Apesar de há muito estar a pedir um balázio na mona, Robert Mugabe tem algumas vezes razão. Hoje o governo do Zimbabué acusou Londres de estar a usar a epidemia de cólera - que já fez quase 600 mortos - para granjear apoios internacionais e invadir o país, com o objectivo de o derrubar. E tem razão.
Ainda anteontem aqui escrevi (Rice, George W. Bush e Mugabe - a ordem dos nomes é arbitrária): “Menos importante (do que a cólera), pelos vistos, é o facto de mais de quatro milhões de zimbabueanos terem fugido do país, fazendo do Zimbabué o maior exportador de refugiados.
Menos importante, pelos vistos, é o facto de a taxa de inflação ultrapassou os 231 milhões por cento anuais, ou o facto de a grande maioria dos estabelecimentos comerciais do país nada terem para vender, ou o facto de mais de cinco milhões de habitantes necessitarem de auxílio alimentar de emergência nos próximos meses”.
Na notícia, avançada pelo diário oficial The Sunday Mail, George Charamba, porta-voz de Mugabe, chama “louco” ao primeiro-ministro britânico, Gordon Brown.
O arcebispo de York apelou ao derrube de Mugabe no sábado, ao mesmo tempo que Brown instava a comunidade internacional à “união” contra o regime de Harare.
Mugabe culpa constantemente a comunidade internacional dos descalabros resultantes da sua política, sobretudo o Reino Unido.
O principal partido da oposição zimbabueana, o Movimento para a Mudança Democrática (MDC), de Morgan Tsvangirai - que em Março ganhou as legislativas e as presidenciais, contestadas por Mugabe -, classificou as acusações de Harare contra Brown de “alucinações”.
A epidemia de cólera que flagela o Zimbabué desde Agosto - segundo as Nações Unidas (ONU) - afecta 14.000 pessoas na capital e principais cidades do país, ameaçando toda a região.
A situação de calamidade em que se encontra o Zimbabué - governado por Mugabe desde 1980 - foi precipitada com uma reforma agrária encetada há uma década, com a expropriação dos proprietários rurais tradicionais. O resultado foi que a produção agrícola caiu a pique e a população passa fome.
A incapacidade de o executivo zimbabueano ter pulso no país foi também ressaltada pelo ex-secretário-geral da ONU, Kofi Annan, em Joanesburgo.
“É uma decepção”, lamentou hoje o dignitário ganês, que insistiu no imperativo de ser “acelerada a transição política” no Zimbabué com a ajuda da Comunidade para o Desenvolvimento da África Austral (SADC).
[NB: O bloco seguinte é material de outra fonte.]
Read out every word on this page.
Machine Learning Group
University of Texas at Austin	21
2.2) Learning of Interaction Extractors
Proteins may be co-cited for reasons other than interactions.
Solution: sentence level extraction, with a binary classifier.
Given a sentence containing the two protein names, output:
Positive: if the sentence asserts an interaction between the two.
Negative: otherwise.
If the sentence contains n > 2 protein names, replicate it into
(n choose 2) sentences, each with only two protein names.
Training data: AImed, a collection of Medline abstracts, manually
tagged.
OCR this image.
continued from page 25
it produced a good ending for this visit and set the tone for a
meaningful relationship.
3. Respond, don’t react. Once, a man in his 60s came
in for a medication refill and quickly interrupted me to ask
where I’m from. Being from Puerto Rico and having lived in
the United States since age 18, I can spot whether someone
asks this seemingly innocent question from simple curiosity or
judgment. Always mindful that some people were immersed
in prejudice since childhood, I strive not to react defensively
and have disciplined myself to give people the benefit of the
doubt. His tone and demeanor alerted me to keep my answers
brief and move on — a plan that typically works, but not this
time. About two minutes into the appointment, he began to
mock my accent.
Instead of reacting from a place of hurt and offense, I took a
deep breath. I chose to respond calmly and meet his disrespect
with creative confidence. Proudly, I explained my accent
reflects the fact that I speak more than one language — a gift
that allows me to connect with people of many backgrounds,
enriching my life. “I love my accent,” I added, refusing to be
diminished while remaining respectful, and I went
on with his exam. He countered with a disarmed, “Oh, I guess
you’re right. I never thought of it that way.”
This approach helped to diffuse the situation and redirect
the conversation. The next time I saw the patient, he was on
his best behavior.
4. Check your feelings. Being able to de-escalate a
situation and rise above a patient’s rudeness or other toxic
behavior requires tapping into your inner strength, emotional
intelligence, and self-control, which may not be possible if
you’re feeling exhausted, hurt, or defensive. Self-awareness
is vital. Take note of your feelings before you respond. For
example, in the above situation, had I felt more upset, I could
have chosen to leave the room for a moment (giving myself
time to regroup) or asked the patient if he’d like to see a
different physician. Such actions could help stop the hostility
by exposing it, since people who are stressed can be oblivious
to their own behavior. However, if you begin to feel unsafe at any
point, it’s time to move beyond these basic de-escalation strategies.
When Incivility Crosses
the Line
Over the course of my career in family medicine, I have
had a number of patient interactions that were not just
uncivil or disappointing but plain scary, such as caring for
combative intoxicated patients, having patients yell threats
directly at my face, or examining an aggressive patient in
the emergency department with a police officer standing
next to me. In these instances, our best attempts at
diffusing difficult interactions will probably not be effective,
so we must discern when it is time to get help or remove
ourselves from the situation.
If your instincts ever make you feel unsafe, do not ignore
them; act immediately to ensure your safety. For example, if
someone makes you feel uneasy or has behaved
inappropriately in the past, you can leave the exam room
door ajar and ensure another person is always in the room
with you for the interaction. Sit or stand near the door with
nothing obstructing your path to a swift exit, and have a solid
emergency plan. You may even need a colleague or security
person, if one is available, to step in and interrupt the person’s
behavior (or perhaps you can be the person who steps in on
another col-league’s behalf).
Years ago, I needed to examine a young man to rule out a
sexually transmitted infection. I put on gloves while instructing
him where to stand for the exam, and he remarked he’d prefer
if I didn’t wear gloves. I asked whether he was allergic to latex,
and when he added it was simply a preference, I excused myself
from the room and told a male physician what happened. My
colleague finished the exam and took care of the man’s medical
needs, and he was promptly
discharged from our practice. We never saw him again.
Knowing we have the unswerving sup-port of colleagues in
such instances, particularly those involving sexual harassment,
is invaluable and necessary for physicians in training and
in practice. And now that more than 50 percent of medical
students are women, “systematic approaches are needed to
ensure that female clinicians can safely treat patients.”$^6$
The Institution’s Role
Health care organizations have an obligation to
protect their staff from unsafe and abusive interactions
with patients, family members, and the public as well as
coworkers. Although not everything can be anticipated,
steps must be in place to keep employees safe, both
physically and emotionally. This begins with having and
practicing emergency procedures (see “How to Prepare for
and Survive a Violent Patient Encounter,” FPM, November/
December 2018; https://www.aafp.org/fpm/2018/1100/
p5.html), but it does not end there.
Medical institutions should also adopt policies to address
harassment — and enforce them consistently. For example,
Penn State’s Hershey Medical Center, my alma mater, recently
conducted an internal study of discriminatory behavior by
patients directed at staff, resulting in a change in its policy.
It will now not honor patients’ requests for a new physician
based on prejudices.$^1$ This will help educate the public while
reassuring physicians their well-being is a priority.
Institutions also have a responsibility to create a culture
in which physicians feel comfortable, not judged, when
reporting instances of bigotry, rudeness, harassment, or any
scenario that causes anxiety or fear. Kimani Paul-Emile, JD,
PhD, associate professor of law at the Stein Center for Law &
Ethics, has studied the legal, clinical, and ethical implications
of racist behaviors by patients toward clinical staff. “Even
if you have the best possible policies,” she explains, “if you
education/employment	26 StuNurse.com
Annan, o antigo presidente norte-americano Jimmy Cárter e a militante moçambicana dos direitos humanos Graça Machel (mulher de Nelson Mandela) quiseram ir ao Zimbabué entre 22 e 23 de Novembro, mas viram os vistos de entrada recusados por Harare.
As três personalidades foram acusadas de “conspiração” por Mugabe.
A África do Sul envia amanhã uma missão ao Zimbabué para avaliar a situação sanitária e pediu uma reunião de emergência dos ministros da Saúde da SADC, na quinta-feira, em Joanesburgo.